Und doch liegt das Problem des gläubigen Menschen nicht so sehr in diesem Entsetzen, sondern vor allem darin, dass die allererste und bleibend gültige Geste Gottes über alles Geschaffene vergessen wird: sein Segen. Vom ersten Blick Gottes, der sah, dass es „sehr gut“ war (Gen 1,31), bis hin zu der Zusage des Auferstandenen „Ich bin bei euch alle Tage bis ans Ende der Welt“ (Mt 28,20) liegt auf dieser Welt, auf den Menschen und auf ihrem Wachstum Gottes Segen. Erstaunlich, wie sehr der Segen heute unterschätzt wird! Wir können eben nicht auf einem spirituellen E-Roller mit heimlicher Verachtung im Herzen und großem Jammern auf den Lippen souverän über unsere Zeit hinwegfliegen und uns vermeintlich geistlich, d.h. billig aus ihr herausstehlen. Das wäre eine arge Illusion: „Es gibt Menschen, die, weil sie nicht ihrer Zeit angehören, meinen, der Ewigkeit anzugehören.“5 Es wäre auch nicht der Weg Gottes, der, ob es uns passt oder nicht, „diese Welt so sehr geliebt hat“ (Joh 3,16).
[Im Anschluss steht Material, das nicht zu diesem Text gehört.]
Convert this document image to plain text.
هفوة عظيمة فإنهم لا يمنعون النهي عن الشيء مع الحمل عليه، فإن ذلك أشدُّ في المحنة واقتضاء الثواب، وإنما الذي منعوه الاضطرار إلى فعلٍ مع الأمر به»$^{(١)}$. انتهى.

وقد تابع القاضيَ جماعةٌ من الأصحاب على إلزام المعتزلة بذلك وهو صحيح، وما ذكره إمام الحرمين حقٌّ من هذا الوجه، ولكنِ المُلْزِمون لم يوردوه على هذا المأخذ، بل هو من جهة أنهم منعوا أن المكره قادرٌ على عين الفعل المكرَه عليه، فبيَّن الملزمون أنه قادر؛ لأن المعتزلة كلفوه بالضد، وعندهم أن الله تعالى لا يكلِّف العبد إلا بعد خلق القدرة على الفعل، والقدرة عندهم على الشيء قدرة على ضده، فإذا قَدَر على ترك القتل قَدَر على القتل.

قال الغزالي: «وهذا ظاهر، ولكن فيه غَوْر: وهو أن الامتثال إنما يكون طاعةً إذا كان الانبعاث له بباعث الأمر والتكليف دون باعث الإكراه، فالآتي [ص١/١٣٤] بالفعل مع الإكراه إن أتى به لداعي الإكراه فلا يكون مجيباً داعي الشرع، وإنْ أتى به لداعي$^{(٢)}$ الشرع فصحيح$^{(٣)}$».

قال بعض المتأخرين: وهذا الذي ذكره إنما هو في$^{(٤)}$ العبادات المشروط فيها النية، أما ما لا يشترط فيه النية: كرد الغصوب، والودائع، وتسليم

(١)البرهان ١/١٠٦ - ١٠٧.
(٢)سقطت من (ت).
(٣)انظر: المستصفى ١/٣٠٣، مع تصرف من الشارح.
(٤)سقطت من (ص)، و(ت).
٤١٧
Hinter diesen Gott also, der sich definitiv auf die Welt zubewegt hat, sich mit seiner Menschwerdung in sie hineinbewegt hat, kann unser Glaube und darf auch eine Spiritualität heute nicht mehr zurück. Fahrrad-Spiritualität könnte also heißen: in diese Bewegung einschwingen, sich bewegen und bewegen lassen hin zu einer liebenden, nicht naiven, aber unmissverständlichen Zeitgenossenschaft – kein Rückzug aus den heute so extrovertierten Lebenswelten hinein in eine innere Sicherheits- und Komfortzone, in eine klar abgegrenzte, vertraute Umgebung ohne Risiken und Nebenwirkungen, in der man nicht mehr viel erklären muss, weil alle gleich denken und gleich fühlen, und in der man alles unter Kontrolle hat; kein Lagerfeuer, um das sich in dunklen Zeiten die kleine Herde versammelt, trotz oder gerade wegen Corona eng zusammenrückt und unmerklich die Kirche und die Welt und die gesamte Wirklichkeit auf dieses so warm flackernde Feuerchen reduziert. Der Herr hat nirgendwo schön asphaltierte Fahrradwege verheißen, die mit Null-Risiko-Schildern ausgewiesen wären: „Gefährlich ist das Leben“, schreibt Romano Guardini, „man kann ihm nicht trauen. Es ist untreu, sobald man unter Treue versteht, dass angebbare Sicherheiten dafür bestünden, es werde sich später verhalten wie gestern und heute.“6

Eine Spiritualität also tut not, die sich nicht scheut, auch die holprigen Wege der Erde und der Menschen einzuschlagen, und die sich unterwegs selbst von fremden Welten anreden lässt; eine Spiritualität, deren Bewegung und Lebendigkeit nicht darin besteht, sich einfach der Zeit anzupassen oder ihr hinterherzuhecheln, sondern sich ihr auszusetzen und in Kauf zu nehmen, dabei auch einmal auf die Nase zu fallen (das kann beim Fahrradfahren passieren); ab und zu mal einen Gang runter- oder auch raufzuschalten und sich immer wieder neu anzustrengen, im Gegenwärtigen Gott zu suchen, zu finden, zu bezeugen und … wiederum zu suchen. Mit einem Glauben, der die Erde liebt (K. Rahner) und der dem Leben dann doch traut, weil Gott es mit uns lebt7.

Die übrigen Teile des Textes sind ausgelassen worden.